U.S. President Trump promised repeatedly while campaigning to “unleash” America’s fossil fuel sector from burdensome regulation. He nominated America’s top oil executive as his secretary of state. So Big Oil was caught wrong-footed this week by immigrant travel restrictions that will strike especially hard at one of the world’s most international work forces.
“Of all the energy sectors, oil and natural gas companies stand to be hit the hardest” by Trump’s immigration orders, Bloomberg reports. As a result, “energy companies led declines in the Standard & Poor’s 500 Index [on Monday] as investors weighed Trump’s first week in office.”
“Oil and gas is going to have the most heartburn from this,” said University of Texas in Austin oil market expert Michael Webber. “Other parts of the energy sector, like the electricity sector, are more domestically situated with its work force and its assets.”
New York energy industry talent recruiter George Stein suggested energy companies “may think twice about basing jobs in the U.S.,” finding instead that they can “meet their hiring needs, if a non-U.S. citizen is the best choice, by installing them in London or Singapore or São Paulo or Calgary.”
Webber also warned that the seven Muslim-majority countries Trump targeted (those in the region that lack business relationships with the Trump empire) may refuse work permits to Americans in retaliation. “Supervisors in Houston could be prevented from visiting employees and clients in nations affected by the executive order,” the Texas academic speculated.

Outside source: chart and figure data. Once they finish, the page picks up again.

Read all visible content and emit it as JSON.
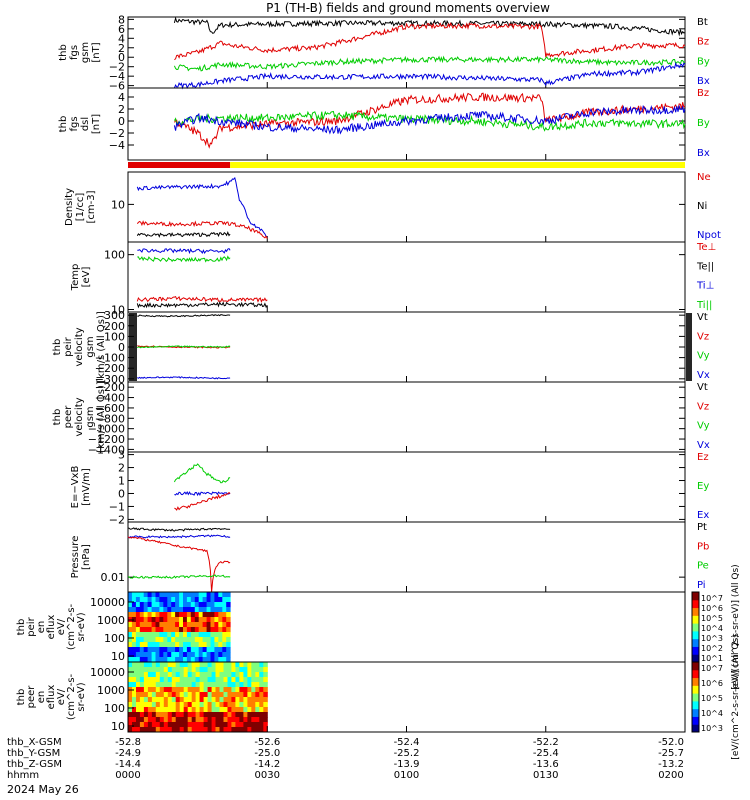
{
  "title": "P1 (TH-B) fields and ground moments overview",
  "date_label": "2024 May 26",
  "colors": {
    "black": "#000000",
    "red": "#e00000",
    "green": "#00cc00",
    "blue": "#0000dd",
    "yellow": "#ffff00"
  },
  "chart_data": {
    "type": "line",
    "x_range": [
      "0000",
      "0200"
    ],
    "x_ticks": [
      "0000",
      "0030",
      "0100",
      "0130",
      "0200"
    ],
    "x_tick_minutes": [
      0,
      30,
      60,
      90,
      120
    ],
    "ephemeris": [
      {
        "label": "thb_X-GSM",
        "values": [
          "-52.8",
          "-52.6",
          "-52.4",
          "-52.2",
          "-52.0"
        ]
      },
      {
        "label": "thb_Y-GSM",
        "values": [
          "-24.9",
          "-25.0",
          "-25.2",
          "-25.4",
          "-25.7"
        ]
      },
      {
        "label": "thb_Z-GSM",
        "values": [
          "-14.4",
          "-14.2",
          "-13.9",
          "-13.6",
          "-13.2"
        ]
      },
      {
        "label": "hhmm",
        "values": [
          "0000",
          "0030",
          "0100",
          "0130",
          "0200"
        ]
      }
    ],
    "state_bar": {
      "red_until_minute": 22,
      "red": "#e00000",
      "rest": "#ffff00"
    },
    "panels": [
      {
        "id": "fgs",
        "ylabel": [
          "thb",
          "fgs",
          "gsm",
          "[nT]"
        ],
        "ylim": [
          -6.5,
          8.5
        ],
        "ticks": [
          8,
          6,
          4,
          2,
          0,
          -2,
          -4,
          -6
        ],
        "tick_labels": [
          "8",
          "6",
          "4",
          "2",
          "0",
          "−2",
          "−4",
          "−6"
        ],
        "legend": [
          {
            "name": "Bt",
            "color": "#000000"
          },
          {
            "name": "Bz",
            "color": "#e00000"
          },
          {
            "name": "By",
            "color": "#00cc00"
          },
          {
            "name": "Bx",
            "color": "#0000dd"
          }
        ],
        "series": [
          {
            "name": "Bt",
            "color": "#000000",
            "x_min": [
              10,
              17,
              18,
              19,
              20,
              30,
              45,
              60,
              75,
              90,
              105,
              120
            ],
            "y": [
              7.8,
              7.3,
              5.0,
              6.0,
              6.8,
              7.0,
              7.2,
              7.2,
              7.1,
              7.0,
              6.5,
              5.2
            ]
          },
          {
            "name": "Bz",
            "color": "#e00000",
            "x_min": [
              10,
              15,
              20,
              22,
              30,
              40,
              45,
              60,
              75,
              80,
              89,
              90,
              100,
              110,
              120
            ],
            "y": [
              0,
              1,
              3,
              2.5,
              1.5,
              2,
              3,
              6.5,
              6.7,
              6.5,
              6.5,
              0.5,
              1.5,
              2.5,
              2.5
            ]
          },
          {
            "name": "By",
            "color": "#00cc00",
            "x_min": [
              10,
              15,
              20,
              30,
              45,
              60,
              75,
              90,
              105,
              120
            ],
            "y": [
              -2,
              -2.5,
              -1.5,
              -2,
              -1,
              -0.5,
              -0.5,
              -0.5,
              -1.2,
              -1.0
            ]
          },
          {
            "name": "Bx",
            "color": "#0000dd",
            "x_min": [
              10,
              15,
              20,
              30,
              45,
              60,
              75,
              89,
              90,
              100,
              110,
              120
            ],
            "y": [
              -6,
              -5.8,
              -5,
              -4,
              -4.2,
              -4,
              -4.4,
              -4.8,
              -5.5,
              -3.5,
              -3.2,
              -1.5
            ]
          }
        ]
      },
      {
        "id": "fgs_dsl",
        "ylabel": [
          "thb",
          "fgs",
          "dsl",
          "[nT]"
        ],
        "ylim": [
          -6.5,
          5.5
        ],
        "ticks": [
          4,
          2,
          0,
          -2,
          -4
        ],
        "tick_labels": [
          "4",
          "2",
          "0",
          "−2",
          "−4"
        ],
        "legend": [
          {
            "name": "Bz",
            "color": "#e00000"
          },
          {
            "name": "By",
            "color": "#00cc00"
          },
          {
            "name": "Bx",
            "color": "#0000dd"
          }
        ],
        "series": [
          {
            "name": "Bz",
            "color": "#e00000",
            "x_min": [
              10,
              15,
              18,
              20,
              22,
              30,
              45,
              60,
              75,
              89,
              90,
              100,
              120
            ],
            "y": [
              0,
              -2,
              -4,
              -1,
              -1,
              -0.5,
              0,
              3.5,
              4,
              3.8,
              0,
              1.5,
              2.5
            ]
          },
          {
            "name": "By",
            "color": "#00cc00",
            "x_min": [
              10,
              20,
              30,
              45,
              60,
              75,
              90,
              100,
              120
            ],
            "y": [
              0,
              0.5,
              0.5,
              1,
              0.3,
              0,
              -1,
              -0.3,
              -0.5
            ]
          },
          {
            "name": "Bx",
            "color": "#0000dd",
            "x_min": [
              10,
              15,
              20,
              30,
              45,
              60,
              75,
              90,
              100,
              120
            ],
            "y": [
              -1,
              0.5,
              0,
              -1,
              -1.5,
              0,
              1,
              0,
              1.5,
              2
            ]
          }
        ]
      },
      {
        "id": "density",
        "ylabel": [
          "Density",
          "[1/cc]",
          "[cm-3]"
        ],
        "log": true,
        "ylim": [
          2,
          40
        ],
        "ticks": [
          10
        ],
        "tick_labels": [
          "10"
        ],
        "legend": [
          {
            "name": "Ne",
            "color": "#e00000"
          },
          {
            "name": "Ni",
            "color": "#000000"
          },
          {
            "name": "Npot",
            "color": "#0000dd"
          }
        ],
        "series": [
          {
            "name": "Npot",
            "color": "#0000dd",
            "x_min": [
              2,
              10,
              20,
              22,
              23,
              24,
              26,
              30
            ],
            "y": [
              20,
              21,
              22,
              26,
              30,
              12,
              5,
              2.5
            ]
          },
          {
            "name": "Ne",
            "color": "#e00000",
            "x_min": [
              2,
              10,
              20,
              22,
              26,
              30
            ],
            "y": [
              4.5,
              4.3,
              4.5,
              4.4,
              3.6,
              2.3
            ]
          },
          {
            "name": "Ni",
            "color": "#000000",
            "x_min": [
              2,
              10,
              20,
              22
            ],
            "y": [
              2.8,
              2.7,
              2.8,
              2.8
            ]
          }
        ]
      },
      {
        "id": "temperature",
        "ylabel": [
          "Temp",
          "[eV]"
        ],
        "log": true,
        "ylim": [
          9,
          170
        ],
        "ticks": [
          100,
          10
        ],
        "tick_labels": [
          "100",
          "10"
        ],
        "legend": [
          {
            "name": "Te⊥",
            "color": "#e00000"
          },
          {
            "name": "Te||",
            "color": "#000000"
          },
          {
            "name": "Ti⊥",
            "color": "#0000dd"
          },
          {
            "name": "Ti||",
            "color": "#00cc00"
          }
        ],
        "series": [
          {
            "name": "Ti⊥",
            "color": "#0000dd",
            "x_min": [
              2,
              10,
              20,
              22
            ],
            "y": [
              120,
              118,
              115,
              120
            ]
          },
          {
            "name": "Ti||",
            "color": "#00cc00",
            "x_min": [
              2,
              10,
              20,
              22
            ],
            "y": [
              85,
              80,
              82,
              88
            ]
          },
          {
            "name": "Te⊥",
            "color": "#e00000",
            "x_min": [
              2,
              10,
              20,
              30
            ],
            "y": [
              15,
              16,
              15,
              15
            ]
          },
          {
            "name": "Te||",
            "color": "#000000",
            "x_min": [
              2,
              10,
              20,
              30
            ],
            "y": [
              12,
              12,
              12.5,
              12
            ]
          }
        ]
      },
      {
        "id": "peir_velocity",
        "ylabel": [
          "thb",
          "peir",
          "velocity",
          "gsm",
          "[km/s (All Qs)]"
        ],
        "ylim": [
          -330,
          330
        ],
        "ticks": [
          300,
          200,
          100,
          0,
          -100,
          -200,
          -300
        ],
        "tick_labels": [
          "300",
          "200",
          "100",
          "0",
          "−100",
          "−200",
          "−300"
        ],
        "legend": [
          {
            "name": "Vt",
            "color": "#000000"
          },
          {
            "name": "Vz",
            "color": "#e00000"
          },
          {
            "name": "Vy",
            "color": "#00cc00"
          },
          {
            "name": "Vx",
            "color": "#0000dd"
          }
        ],
        "series": [
          {
            "name": "Vt",
            "color": "#000000",
            "x_min": [
              2,
              10,
              20,
              22
            ],
            "y": [
              295,
              290,
              300,
              300
            ]
          },
          {
            "name": "Vz",
            "color": "#e00000",
            "x_min": [
              2,
              10,
              20,
              22
            ],
            "y": [
              10,
              0,
              -5,
              0
            ]
          },
          {
            "name": "Vy",
            "color": "#00cc00",
            "x_min": [
              2,
              10,
              20,
              22
            ],
            "y": [
              -5,
              5,
              0,
              5
            ]
          },
          {
            "name": "Vx",
            "color": "#0000dd",
            "x_min": [
              2,
              10,
              20,
              22
            ],
            "y": [
              -290,
              -285,
              -295,
              -290
            ]
          }
        ]
      },
      {
        "id": "peer_velocity",
        "ylabel": [
          "thb",
          "peer",
          "velocity",
          "gsm",
          "[km/s (All Qs)]"
        ],
        "ylim": [
          -1450,
          -100
        ],
        "ticks": [
          -200,
          -400,
          -600,
          -800,
          -1000,
          -1200,
          -1400
        ],
        "tick_labels": [
          "−200",
          "−400",
          "−600",
          "−800",
          "−1000",
          "−1200",
          "−1400"
        ],
        "legend": [
          {
            "name": "Vt",
            "color": "#000000"
          },
          {
            "name": "Vz",
            "color": "#e00000"
          },
          {
            "name": "Vy",
            "color": "#00cc00"
          },
          {
            "name": "Vx",
            "color": "#0000dd"
          }
        ],
        "series": []
      },
      {
        "id": "efield",
        "ylabel": [
          "E=−VxB",
          "[mV/m]"
        ],
        "ylim": [
          -2.2,
          3.2
        ],
        "ticks": [
          3,
          2,
          1,
          0,
          -1,
          -2
        ],
        "tick_labels": [
          "3",
          "2",
          "1",
          "0",
          "−1",
          "−2"
        ],
        "legend": [
          {
            "name": "Ez",
            "color": "#e00000"
          },
          {
            "name": "Ey",
            "color": "#00cc00"
          },
          {
            "name": "Ex",
            "color": "#0000dd"
          }
        ],
        "series": [
          {
            "name": "Ey",
            "color": "#00cc00",
            "x_min": [
              10,
              13,
              15,
              17,
              20,
              22
            ],
            "y": [
              1,
              1.8,
              2.3,
              1.5,
              0.8,
              1.2
            ]
          },
          {
            "name": "Ex",
            "color": "#0000dd",
            "x_min": [
              10,
              15,
              20,
              22
            ],
            "y": [
              0,
              0,
              0,
              0
            ]
          },
          {
            "name": "Ez",
            "color": "#e00000",
            "x_min": [
              10,
              13,
              15,
              17,
              20,
              22
            ],
            "y": [
              -1.2,
              -1,
              -0.8,
              -0.5,
              -0.2,
              0
            ]
          }
        ]
      },
      {
        "id": "pressure",
        "ylabel": [
          "Pressure",
          "[nPa]"
        ],
        "log": true,
        "ylim": [
          0.004,
          0.3
        ],
        "ticks": [
          0.01
        ],
        "tick_labels": [
          "0.01"
        ],
        "legend": [
          {
            "name": "Pt",
            "color": "#000000"
          },
          {
            "name": "Pb",
            "color": "#e00000"
          },
          {
            "name": "Pe",
            "color": "#00cc00"
          },
          {
            "name": "Pi",
            "color": "#0000dd"
          }
        ],
        "series": [
          {
            "name": "Pt",
            "color": "#000000",
            "x_min": [
              0,
              10,
              20,
              22
            ],
            "y": [
              0.2,
              0.18,
              0.2,
              0.19
            ]
          },
          {
            "name": "Pi",
            "color": "#0000dd",
            "x_min": [
              0,
              10,
              20,
              22
            ],
            "y": [
              0.12,
              0.12,
              0.13,
              0.12
            ]
          },
          {
            "name": "Pb",
            "color": "#e00000",
            "x_min": [
              0,
              10,
              17,
              18,
              19,
              20,
              22
            ],
            "y": [
              0.12,
              0.07,
              0.05,
              0.004,
              0.02,
              0.025,
              0.025
            ]
          },
          {
            "name": "Pe",
            "color": "#00cc00",
            "x_min": [
              0,
              10,
              20,
              22
            ],
            "y": [
              0.01,
              0.01,
              0.011,
              0.01
            ]
          }
        ]
      }
    ],
    "spectrograms": [
      {
        "id": "peir_eflux",
        "ylabel": [
          "thb",
          "peir",
          "en",
          "eflux",
          "eV/",
          "(cm^2-s-",
          "sr-eV)"
        ],
        "ticks": [
          "10000",
          "1000",
          "100",
          "10"
        ],
        "x_end_minute": 22,
        "colorbar_label": "[eV/(cm^2-s-sr-eV)] (All Qs)",
        "colorbar_ticks": [
          "10^7",
          "10^6",
          "10^5",
          "10^4",
          "10^3",
          "10^2",
          "10^1"
        ]
      },
      {
        "id": "peer_eflux",
        "ylabel": [
          "thb",
          "peer",
          "en",
          "eflux",
          "eV/",
          "(cm^2-s-",
          "sr-eV)"
        ],
        "ticks": [
          "10000",
          "1000",
          "100",
          "10"
        ],
        "x_end_minute": 30,
        "colorbar_label": "[eV/(cm^2-s-sr-eV)] (All Qs)",
        "colorbar_ticks": [
          "10^7",
          "10^6",
          "10^5",
          "10^4",
          "10^3"
        ]
      }
    ]
  }
}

And indeed, Bloomberg adds, “Iraq’s parliament has already urged its government to bar U.S. citizens from entering the country. Halliburton and ExxonMobil Corporation are among U.S. energy companies that do business there.”
Bloomberg sought comment on the energy sector implications of Trump’s travel ban from several industry groups. The American Petroleum Institute and the Independent Petroleum Association of America both said their members would respond on a “company-by-company” basis. The Edison Electric Institute and the American Fuel and Petrochemical Manufacturers had nothing to say.